Written by: Karl Bielefeldt - @softwarewhys
Published: 8 August 2016
I had the privilege of attending DockerCon 16 in beautiful Seattle, Washington. To understand what I hoped to get out of DockerCon, it would be helpful to know some of the history behind how we use Docker at ADTRAN. Docker is an integral part of our Firefly platform Nathan introduced in a previous blog post, but so far it has also been a hidden part. As one of the keynote speakers at DockerCon said, "Customers don't care about containers." They care about applications, and that's what ADTRAN delivers, in the form of virtual machines. Encapsulated within those virtual machines are fully dockerized applications.
When I was walking around the DockerCon floor, the first question I was often asked was, "Are you a developer or are you in ops?" The question threw me for a loop the first few times I answered, because I mostly consider myself a developer, but from a Docker point of view I also consider myself a sort of "ops by proxy" for our customers. Let me explain what I mean by that.

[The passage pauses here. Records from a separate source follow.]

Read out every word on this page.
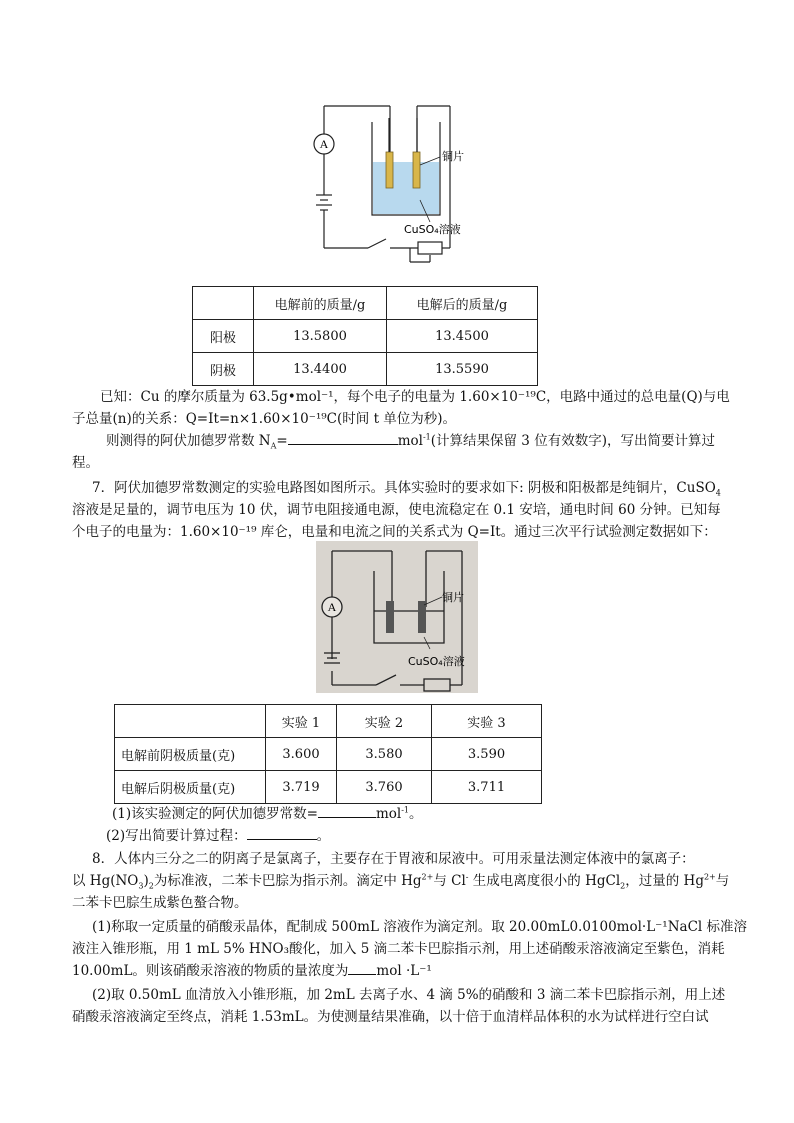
A
铜片
CuSO₄溶液
	电解前的质量/g	电解后的质量/g
阳极	13.5800	13.4500
阴极	13.4400	13.5590
已知：Cu 的摩尔质量为 63.5g•mol⁻¹，每个电子的电量为 1.60×10⁻¹⁹C，电路中通过的总电量(Q)与电
子总量(n)的关系：Q=It=n×1.60×10⁻¹⁹C(时间 t 单位为秒)。
则测得的阿伏加德罗常数 $N_A=$	mol$^{-1}$(计算结果保留 3 位有效数字)，写出简要计算过
程。
7．阿伏加德罗常数测定的实验电路图如图所示。具体实验时的要求如下: 阴极和阳极都是纯铜片，CuSO$_4$
溶液是足量的，调节电压为 10 伏，调节电阻接通电源，使电流稳定在 0.1 安培，通电时间 60 分钟。已知每
个电子的电量为：1.60×10⁻¹⁹ 库仑，电量和电流之间的关系式为 Q=It。通过三次平行试验测定数据如下：
A
铜片
CuSO₄溶液
	实验 1	实验 2	实验 3
电解前阴极质量(克)	3.600	3.580	3.590
电解后阴极质量(克)	3.719	3.760	3.711
(1)该实验测定的阿伏加德罗常数=	mol$^{-1}$。
(2)写出简要计算过程：	。
8．人体内三分之二的阴离子是氯离子，主要存在于胃液和尿液中。可用汞量法测定体液中的氯离子：
以 $Hg(NO_3)_2$为标准液，二苯卡巴腙为指示剂。滴定中 $Hg^{2+}$与 Cl- 生成电离度很小的 HgCl$_2$，过量的 $Hg^{2+}$与
二苯卡巴腙生成紫色螯合物。
(1)称取一定质量的硝酸汞晶体，配制成 500mL 溶液作为滴定剂。取 20.00mL0.0100mol·L⁻¹NaCl 标准溶
液注入锥形瓶，用 1 mL 5% HNO₃酸化，加入 5 滴二苯卡巴腙指示剂，用上述硝酸汞溶液滴定至紫色，消耗
10.00mL。则该硝酸汞溶液的物质的量浓度为 mol ·L⁻¹
(2)取 0.50mL 血清放入小锥形瓶，加 2mL 去离子水、4 滴 5%的硝酸和 3 滴二苯卡巴腙指示剂，用上述
硝酸汞溶液滴定至终点，消耗 1.53mL。为使测量结果准确，以十倍于血清样品体积的水为试样进行空白试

Customers interact with our applications using two tools. One we call cluster-admin, which is basically nothing more than a set of curated Ansible playbooks for administering a cluster of our virtual machines. The other is node-admin, which is a python application we wrote that handles all the orchestration for administering a single node. The Ansible playbooks do some of the typical things like installing rpms, but mostly they make calls into node-admin.
node-admin encapsulates everything needed to start one node's services into a node-admin start command. It:
- Pulls the appropriate images specified in a file that was pushed by an Ansible playbook.
- Sets up the appropriate DNS information in a dnsmasq container.
- Makes sure containers are not already running for a service.
- Adds application-specific environment variables.
- Sets up logging.
- Sets up volumes.
- Sets user and group appropriately so we don't need to run containers as root.
- Starts the containers.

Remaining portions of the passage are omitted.